Doctors reporting burnout have been found to be over twice as likely to make medical errors (Tawfik et al. Reference Tawfik, Profit, Morgenthaler, Satele, Sinsky, Dyrbye, Tutty, West and Shanafelt2018). Burnout levels similar to those in our cohort were associated with significant levels of depression and anxiety in the National Study of Well-being of Hospital Doctors in Ireland (Hayes et al. Reference Hayes, Walsh and Prihodova2017). Therefore, regardless of our finding of relatively low levels, attention constantly needs to be paid to minimising burnout and improving staff well-being. It has been suggested with merit that staff health should be used as a quality indicator in service audits (Wallace et al. Reference Wallace, Lemaire and Ghali2009). This could encourage health services to address staff well-being, allow measurement of the effectiveness of interventions and enable tracking of changes over time.
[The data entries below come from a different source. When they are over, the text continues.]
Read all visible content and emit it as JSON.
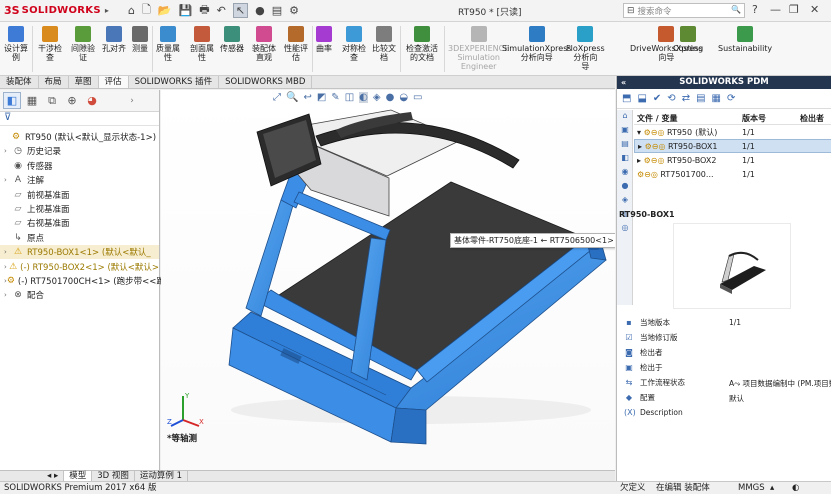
{
  "app": {
    "logo_ds": "3S",
    "logo_text": "SOLIDWORKS",
    "doc_title": "RT950 * [只读]",
    "search_placeholder": "搜索命令"
  },
  "ribbon": [
    {
      "label": "设计算\n例",
      "icon": "design-table-icon",
      "color": "#3d7bd6"
    },
    {
      "label": "干涉检\n查",
      "icon": "interference-icon",
      "color": "#d98b1d"
    },
    {
      "label": "间隙验\n证",
      "icon": "clearance-icon",
      "color": "#5a9b3b"
    },
    {
      "label": "孔对齐",
      "icon": "hole-align-icon",
      "color": "#4a77b8"
    },
    {
      "label": "测量",
      "icon": "measure-icon",
      "color": "#6a6a6a"
    },
    {
      "label": "质量属\n性",
      "icon": "mass-props-icon",
      "color": "#3b8ccf"
    },
    {
      "label": "剖面属\n性",
      "icon": "section-props-icon",
      "color": "#c25a3b"
    },
    {
      "label": "传感器",
      "icon": "sensor-icon",
      "color": "#3c8f7a"
    },
    {
      "label": "装配体\n直观",
      "icon": "assembly-visual-icon",
      "color": "#d04b8f"
    },
    {
      "label": "性能评\n估",
      "icon": "performance-icon",
      "color": "#b46a2a"
    },
    {
      "label": "曲率",
      "icon": "curvature-icon",
      "color": "#a63bd1"
    },
    {
      "label": "对称检\n查",
      "icon": "symmetry-icon",
      "color": "#3d9ad6"
    },
    {
      "label": "比较文\n档",
      "icon": "compare-icon",
      "color": "#7d7d7d"
    },
    {
      "label": "检查激活\n的文档",
      "icon": "check-doc-icon",
      "color": "#3f8f3f"
    },
    {
      "label": "3DEXPERIENCE\nSimulation\nEngineer",
      "icon": "3dx-icon",
      "color": "#b5b5b5",
      "dim": true
    },
    {
      "label": "SimulationXpress\n分析向导",
      "icon": "simxpress-icon",
      "color": "#2e7cc4"
    },
    {
      "label": "FloXpress\n分析向\n导",
      "icon": "floxpress-icon",
      "color": "#2aa0c9"
    },
    {
      "label": "DriveWorksXpress\n向导",
      "icon": "driveworks-icon",
      "color": "#c45a2e"
    },
    {
      "label": "Costing",
      "icon": "costing-icon",
      "color": "#5d8a33"
    },
    {
      "label": "Sustainability",
      "icon": "sustainability-icon",
      "color": "#3c9a4d"
    }
  ],
  "tabs": [
    "装配体",
    "布局",
    "草图",
    "评估",
    "SOLIDWORKS 插件",
    "SOLIDWORKS MBD"
  ],
  "active_tab": "评估",
  "tree": [
    {
      "label": "RT950  (默认<默认_显示状态-1>)",
      "level": 0,
      "expand": "",
      "icon": "assembly-icon"
    },
    {
      "label": "历史记录",
      "level": 1,
      "expand": "›",
      "icon": "history-icon"
    },
    {
      "label": "传感器",
      "level": 1,
      "expand": "",
      "icon": "sensor-icon"
    },
    {
      "label": "注解",
      "level": 1,
      "expand": "›",
      "icon": "annotation-icon"
    },
    {
      "label": "前视基准面",
      "level": 1,
      "expand": "",
      "icon": "plane-icon"
    },
    {
      "label": "上视基准面",
      "level": 1,
      "expand": "",
      "icon": "plane-icon"
    },
    {
      "label": "右视基准面",
      "level": 1,
      "expand": "",
      "icon": "plane-icon"
    },
    {
      "label": "原点",
      "level": 1,
      "expand": "",
      "icon": "origin-icon"
    },
    {
      "label": "RT950-BOX1<1> (默认<默认_",
      "level": 1,
      "expand": "›",
      "icon": "warning-icon",
      "selected": true,
      "warn": true
    },
    {
      "label": "(-) RT950-BOX2<1> (默认<默认>",
      "level": 1,
      "expand": "›",
      "icon": "warning-icon",
      "warn": true
    },
    {
      "label": "(-) RT7501700CH<1> (跑步带<<跑",
      "level": 1,
      "expand": "›",
      "icon": "part-icon"
    },
    {
      "label": "配合",
      "level": 1,
      "expand": "›",
      "icon": "mates-icon"
    }
  ],
  "bottom_tabs": [
    "模型",
    "3D 视图",
    "运动算例 1"
  ],
  "viewport": {
    "tooltip": "基体零件-RT750底座-1 ← RT7506500<1>",
    "view_label": "*等轴测"
  },
  "pdm": {
    "title": "SOLIDWORKS PDM",
    "columns": [
      "文件 / 变量",
      "版本号",
      "检出者"
    ],
    "rows": [
      {
        "name": "RT950",
        "extra": "(默认)",
        "version": "1/1",
        "selected": false
      },
      {
        "name": "RT950-BOX1",
        "extra": "",
        "version": "1/1",
        "selected": true
      },
      {
        "name": "RT950-BOX2",
        "extra": "",
        "version": "1/1",
        "selected": false
      },
      {
        "name": "RT7501700...",
        "extra": "",
        "version": "1/1",
        "selected": false
      }
    ],
    "preview_title": "RT950-BOX1",
    "props": [
      {
        "label": "当地版本",
        "value": "1/1",
        "icon": "version-icon"
      },
      {
        "label": "当地修订版",
        "value": "",
        "icon": "revision-icon"
      },
      {
        "label": "检出者",
        "value": "",
        "icon": "checkout-user-icon"
      },
      {
        "label": "检出于",
        "value": "",
        "icon": "checkout-at-icon"
      },
      {
        "label": "工作流程状态",
        "value": "项目数据编制中 (PM.项目数...",
        "icon": "workflow-icon"
      },
      {
        "label": "配置",
        "value": "默认",
        "icon": "config-icon"
      },
      {
        "label": "Description",
        "value": "",
        "icon": "description-icon"
      }
    ]
  },
  "status": {
    "left": "SOLIDWORKS Premium 2017 x64 版",
    "undefined": "欠定义",
    "editing": "在编辑 装配体",
    "units": "MMGS"
  },
  "colors": {
    "accent": "#3d7bd6",
    "pdm_header": "#243550",
    "model_blue": "#3c8de6",
    "warning": "#c48a00"
  }
}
Finally, as per suggestions of our staff in this study, increased staffing (reducing workload) and increased access to MDT members are advised to help improve the working experience of staff and the patient experience of the public.
Limitations
To the authors’ knowledge, this is the first study to examine the rates of burnout in an AMHS in Ireland. Furthermore, it included non-clinical staff, such as administrative and housekeeping staff, a group less often studied. The use of well-developed validated instruments, CBI, the MBI subdomain questions and the effort–reward imbalance questionnaire, to measure burnout is a strength of the study and allows for comparability with other studies. However, some of the questions were devised for this study (included in Appendix 1), and MBI responses offered a modified Likert scale and, therefore, have not been validated. Further, respondents were recruited from one AMHS and as such may not be generalizable to other services in Ireland. Despite the relatively small sample size (n = 66) and low response rate (47.4%), it is comparable to the response rates in other studies.
Conflict of interest
NB has no conflicts of interest to disclose. RV has no conflicts of interests to disclose. FMcN has no conflicts of interests to disclose. LF has no conflicts of interests to disclose.
Ethical standards
The authors assert that all procedures contributing to this work comply with the ethical standards of the relevant national and institutional committee on human experimentation with the Helsinki Declaration of 1975, as revised in 2008. The authors assert that ethical approval for publication of this study has been provided by their local ethics committee.
Financial support
This research received no specific grant from any funding agency, commercial or not-for-profit sectors.